You have to glean through the gospels to get a sense of the story of Jesus and his message that is sometimes clouded in poor, blurred, many times edited, copy.

I think that the first two gospels have one angel at the empty tomb of Jesus. Luke and John must be more accurate with two angels each protecting the empty tomb of the risen Christ.

The gospels are human documents. They are not necessarily false. I can see why over the years the R.C. church has avoided putting them at the forefront of their sacred tradition and ritual based religion.

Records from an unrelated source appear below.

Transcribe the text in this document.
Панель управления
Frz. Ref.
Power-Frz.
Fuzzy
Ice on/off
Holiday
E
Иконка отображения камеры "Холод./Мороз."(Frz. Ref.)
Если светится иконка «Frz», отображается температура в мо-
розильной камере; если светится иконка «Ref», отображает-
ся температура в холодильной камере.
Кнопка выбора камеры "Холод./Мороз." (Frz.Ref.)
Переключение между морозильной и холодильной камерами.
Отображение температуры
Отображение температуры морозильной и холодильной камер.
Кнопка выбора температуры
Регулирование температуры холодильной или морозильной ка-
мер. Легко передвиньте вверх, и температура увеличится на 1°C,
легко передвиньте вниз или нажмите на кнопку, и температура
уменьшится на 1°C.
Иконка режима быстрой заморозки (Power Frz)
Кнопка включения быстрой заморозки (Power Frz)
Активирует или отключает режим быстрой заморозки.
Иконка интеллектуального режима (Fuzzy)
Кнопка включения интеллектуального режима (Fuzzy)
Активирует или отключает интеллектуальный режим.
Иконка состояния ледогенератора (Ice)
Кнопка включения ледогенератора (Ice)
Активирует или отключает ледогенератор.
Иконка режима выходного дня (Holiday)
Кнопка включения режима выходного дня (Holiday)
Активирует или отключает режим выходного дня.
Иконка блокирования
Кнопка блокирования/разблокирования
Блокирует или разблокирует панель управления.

I can also see why after the Protestant Reformation, how with so little to work with, the northern countries of Europe lost the richness of religious tradition and started to ban stained glass and music for a time – but only for a time.

Stained glass and music work in the house of God much better than undefined echoes heard or shadows spread bluntly through an empty warehouse of a building. They work better to touch something spiritual, in the way of adding atmosphere and encouragement, to a place for prayer or meditation.

I do not know when the sacred scriptures of Christianity were written. I do not know how many people have handled the product throughout the early centuries of Christianity.

Jesus’ message does come through to me through all the paperwork. That message speaks of love, and caring and refined social interface. It speaks of justice and the possibilities of man as God’s creation to be able to reach for the stars.

Jesus' message also reflects the responsibility of the human race to manage well the gifts and resources given in abundance from above and as part of God’s ultimate plan, whatever that may be.